Creative Art Filters
The E-5 features 10 Olympus Art Filters, including a new Dramatic Tone filter. The filters make it easy to apply effects to images, and include such items as Pop Art, Soft Focus, Grainy Film, Pin Hole, Diorama, Cross Process, Pale Light & Color, Light Tone and Gentle Sepia. With the E-5, you can apply the filters to still and both SD and HD video, and in all shooting modes.
Digital Level Sensor
The E-5 has an internal Digital Level Sensor that detects the camera’s pitch and roll, and displays the status in the optical viewfinder, on the control panel and in Live View operation. This helps landscape and architectural photographers keep the camera level even when the horizon doesn’t appear in the frame.

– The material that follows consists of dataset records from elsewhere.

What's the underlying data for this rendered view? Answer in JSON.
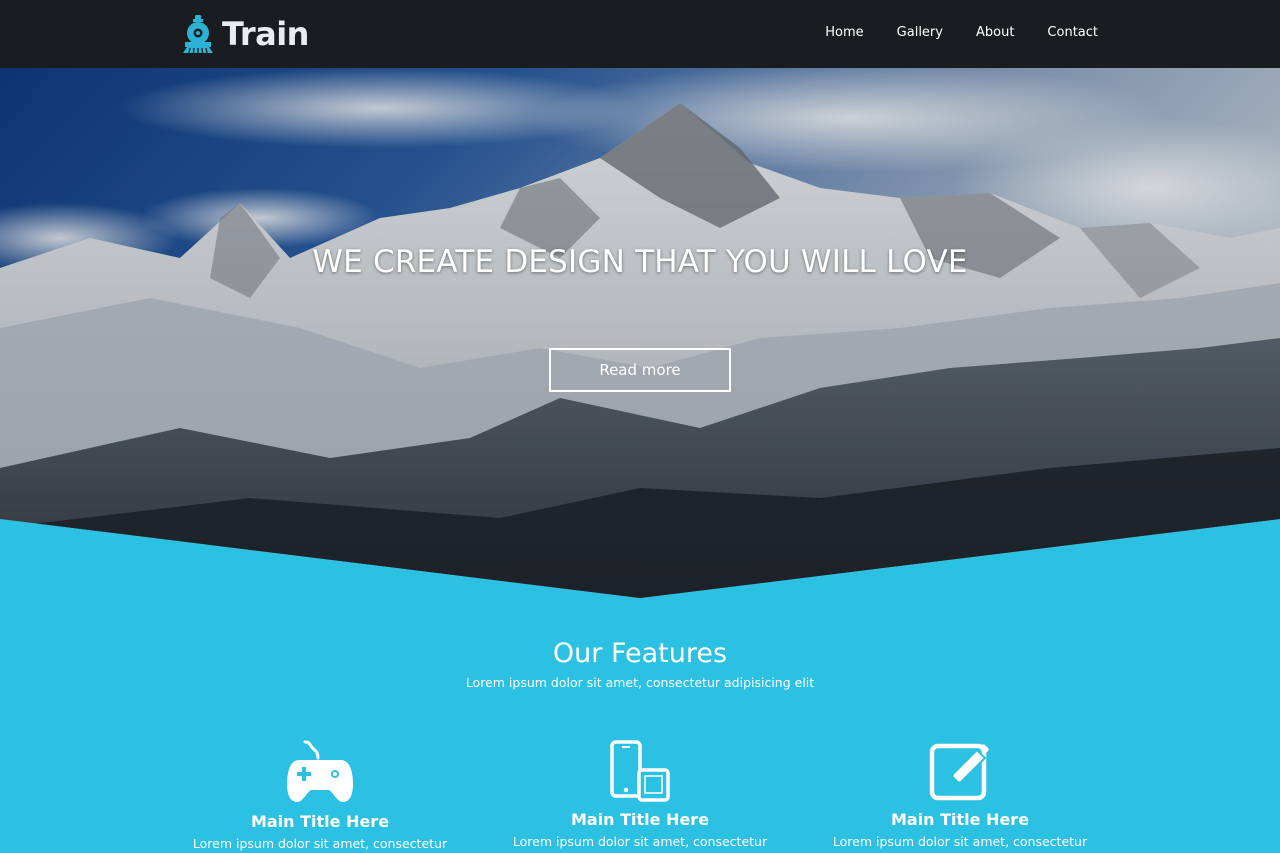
{
  "header": {
    "logo_text": "Train",
    "nav": [
      "Home",
      "Gallery",
      "About",
      "Contact"
    ]
  },
  "hero": {
    "title": "WE CREATE DESIGN THAT YOU WILL LOVE",
    "button_label": "Read more"
  },
  "features": {
    "title": "Our Features",
    "subtitle": "Lorem ipsum dolor sit amet, consectetur adipisicing elit",
    "items": [
      {
        "icon": "gamepad-icon",
        "title": "Main Title Here",
        "text": "Lorem ipsum dolor sit amet, consectetur"
      },
      {
        "icon": "devices-icon",
        "title": "Main Title Here",
        "text": "Lorem ipsum dolor sit amet, consectetur"
      },
      {
        "icon": "edit-icon",
        "title": "Main Title Here",
        "text": "Lorem ipsum dolor sit amet, consectetur"
      }
    ]
  },
  "colors": {
    "navbar": "#1a1d20",
    "accent": "#2cc1e3",
    "logo_icon": "#2ab3d5"
  }
}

In Olympus tests, the E-5 with the Zuiko Digital ED 12-60mm ƒ/2.8-4.0 SWD lens offered the quickest autofocusing measured. AF with all SWD (Supersonic Wave Drive) lenses is very quick.
12.3-Megapixel, High-Speed Live MOS Sensor
The E-5 has a 12.3-megapixel Live MOS image sensor that captures still images and HD video. It produces the best image quality of any Olympus camera, thanks in part to a new TruePic V+ image processor.
Sensor-Shift Image Stabilization
Sensor-shift image stabilization isn’t unusual anymore, but the version in the E-5 is said to be good for up to five shutter speeds—and that’s unusual. Because it’s in the camera body, sensor-shift stabilization works with all lenses, not just special stabilized ones.
Supersonic Wave Filter Dust Reduction
Olympus introduced the ultrahigh-speed vibration method of keeping dust off the image sensor in its first DSLR, the E-1. The E-5 has the latest version of the very effective SSWF system. Such a system is especially important for interchangeable-lens cameras used in the field, as dust can enter the camera and settle on a DSLR’s sensor assembly each time you change lenses.